More time spent with puzzle elements would have been appreciated for another reason as well. I often found myself completely forgetting about tools in my arsenal, especially later ones, as I didn’t have enough time playing with them first.
For example, about halfway through you get a hand-on-a-chain that can essentially act as an opposite to your spoon: If there’s a rabbit to my right, I could make it go past me to the left instead of hurtling to the right. There were several levels where, in hindsight, that would have been handy, but I’d gotten so used to using my spoon only since the last time the hand was useful that it just didn’t register. A little more time being encouraged to see opportunities to use new tools before throwing me back at situations that only require the spoon would have been appreciated.
Cute. Bunny. Sprites. What more needs to be said? Long version, the sprite work is expressive and charming, and the cutscenes between chapters have a nostalgic resemblance to the slideshow cutscenes of the 16-bit era.
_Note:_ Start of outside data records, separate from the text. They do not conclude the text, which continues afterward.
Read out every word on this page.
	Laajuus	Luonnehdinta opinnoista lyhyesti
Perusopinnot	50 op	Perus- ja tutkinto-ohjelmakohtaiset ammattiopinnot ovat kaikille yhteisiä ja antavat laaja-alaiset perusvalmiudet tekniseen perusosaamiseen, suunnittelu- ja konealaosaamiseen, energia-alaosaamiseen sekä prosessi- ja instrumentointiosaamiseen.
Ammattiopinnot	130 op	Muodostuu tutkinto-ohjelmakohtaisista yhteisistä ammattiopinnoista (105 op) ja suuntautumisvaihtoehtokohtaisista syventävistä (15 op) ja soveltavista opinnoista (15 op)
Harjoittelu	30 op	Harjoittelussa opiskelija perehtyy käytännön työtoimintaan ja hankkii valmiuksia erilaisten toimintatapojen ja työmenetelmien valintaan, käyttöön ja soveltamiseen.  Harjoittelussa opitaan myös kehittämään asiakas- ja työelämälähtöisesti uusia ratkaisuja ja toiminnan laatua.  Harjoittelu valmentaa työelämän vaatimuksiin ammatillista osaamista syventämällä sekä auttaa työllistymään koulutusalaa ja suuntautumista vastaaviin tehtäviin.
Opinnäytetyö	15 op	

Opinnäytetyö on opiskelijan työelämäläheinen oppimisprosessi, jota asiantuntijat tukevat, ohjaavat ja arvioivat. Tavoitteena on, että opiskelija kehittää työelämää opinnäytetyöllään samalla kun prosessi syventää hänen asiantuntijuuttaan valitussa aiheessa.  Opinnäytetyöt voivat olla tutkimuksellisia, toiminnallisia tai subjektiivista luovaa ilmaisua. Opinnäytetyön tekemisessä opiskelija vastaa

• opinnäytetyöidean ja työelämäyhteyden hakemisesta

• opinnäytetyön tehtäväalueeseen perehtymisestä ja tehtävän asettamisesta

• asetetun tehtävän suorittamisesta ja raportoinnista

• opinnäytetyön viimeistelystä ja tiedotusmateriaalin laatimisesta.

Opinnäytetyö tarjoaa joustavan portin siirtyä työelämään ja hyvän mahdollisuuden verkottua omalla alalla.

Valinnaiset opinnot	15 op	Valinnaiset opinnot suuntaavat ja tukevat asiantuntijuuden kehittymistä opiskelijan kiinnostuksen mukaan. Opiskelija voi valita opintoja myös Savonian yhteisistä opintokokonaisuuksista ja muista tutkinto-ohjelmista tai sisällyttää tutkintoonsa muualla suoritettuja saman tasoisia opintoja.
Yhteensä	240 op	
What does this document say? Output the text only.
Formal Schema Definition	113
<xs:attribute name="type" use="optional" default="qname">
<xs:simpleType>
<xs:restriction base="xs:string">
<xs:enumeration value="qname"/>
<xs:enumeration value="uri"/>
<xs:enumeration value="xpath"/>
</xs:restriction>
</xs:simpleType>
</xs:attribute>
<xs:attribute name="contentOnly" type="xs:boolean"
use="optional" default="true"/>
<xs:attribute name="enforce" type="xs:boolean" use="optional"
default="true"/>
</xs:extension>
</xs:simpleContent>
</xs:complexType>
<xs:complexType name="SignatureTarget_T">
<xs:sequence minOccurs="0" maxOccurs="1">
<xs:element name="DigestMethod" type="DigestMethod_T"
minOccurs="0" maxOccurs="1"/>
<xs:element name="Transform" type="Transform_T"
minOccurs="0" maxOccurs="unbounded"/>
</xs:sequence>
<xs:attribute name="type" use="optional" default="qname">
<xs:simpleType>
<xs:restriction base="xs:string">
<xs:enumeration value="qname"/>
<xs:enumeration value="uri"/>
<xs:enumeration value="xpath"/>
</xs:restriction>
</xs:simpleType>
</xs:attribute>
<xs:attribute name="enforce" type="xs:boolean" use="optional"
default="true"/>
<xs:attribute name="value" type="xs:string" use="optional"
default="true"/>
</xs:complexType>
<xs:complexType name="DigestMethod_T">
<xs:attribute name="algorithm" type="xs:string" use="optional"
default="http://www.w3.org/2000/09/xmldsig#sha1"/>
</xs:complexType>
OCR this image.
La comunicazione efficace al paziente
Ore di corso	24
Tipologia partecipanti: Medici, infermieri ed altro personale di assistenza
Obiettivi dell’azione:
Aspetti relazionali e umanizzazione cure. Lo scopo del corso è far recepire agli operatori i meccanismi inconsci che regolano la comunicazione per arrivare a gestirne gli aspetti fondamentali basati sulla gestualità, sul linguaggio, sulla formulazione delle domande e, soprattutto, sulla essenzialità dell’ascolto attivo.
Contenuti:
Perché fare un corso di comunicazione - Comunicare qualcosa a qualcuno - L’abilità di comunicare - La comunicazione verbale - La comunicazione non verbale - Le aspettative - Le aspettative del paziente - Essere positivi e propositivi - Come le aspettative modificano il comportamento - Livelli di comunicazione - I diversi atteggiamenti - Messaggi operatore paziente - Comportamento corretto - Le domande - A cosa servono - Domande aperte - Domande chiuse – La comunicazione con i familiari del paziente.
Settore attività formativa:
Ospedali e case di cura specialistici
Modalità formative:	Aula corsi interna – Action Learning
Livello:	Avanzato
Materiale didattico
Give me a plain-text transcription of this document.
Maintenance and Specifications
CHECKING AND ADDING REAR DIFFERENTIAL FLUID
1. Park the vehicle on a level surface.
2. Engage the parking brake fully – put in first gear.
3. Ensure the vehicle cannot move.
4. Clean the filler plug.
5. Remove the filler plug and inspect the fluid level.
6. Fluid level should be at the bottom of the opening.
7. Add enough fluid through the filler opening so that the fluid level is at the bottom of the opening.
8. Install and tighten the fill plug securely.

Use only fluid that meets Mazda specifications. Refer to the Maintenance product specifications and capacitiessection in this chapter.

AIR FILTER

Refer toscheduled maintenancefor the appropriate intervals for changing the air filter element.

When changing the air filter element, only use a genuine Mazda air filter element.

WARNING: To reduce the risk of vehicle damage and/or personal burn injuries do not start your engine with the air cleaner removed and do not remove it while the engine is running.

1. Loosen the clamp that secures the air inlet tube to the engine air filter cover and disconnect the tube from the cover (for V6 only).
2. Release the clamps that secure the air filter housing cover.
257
There’s just so much charm and humor to the slideshows, and the levels manage to take you to such locales as tropical beaches, frozen wastes, and haunted cemeteries while keeping all the important interactables clear and distinct.
The soundtrack is no slouch either, with a wide selection of rocking chiptune pieces fitting each of the varied worlds. Then there’s the sound design. Thwacking stuff with my spoon just felt fun, and there were many sections design to send rabbits (or yourself) hurtling along curves and loops solely to listen to the hapless blocks along the path crumble. It’s like watching a fireworks show.
A Light Snack
Radical Rabbit Stew isn’t a long game, it isn’t a super complex game, but it IS a fun game, and I thoroughly enjoyed my time with it. The levels are perfect little bite-sized chunks I can pick up whenever, and it hits that mix of challenging enough to be engaging without being frustratingly so.
My only real criticisms can basically be summed up as them not being quite punishing enough. Some real incentive to find the solutions to puzzles would have been appreciated, but I always had my standby of smacking everything with a spoon until everything sorted itself out.
Review copy provided by Pugstorm for Switch. Screenshots taken by reviewer.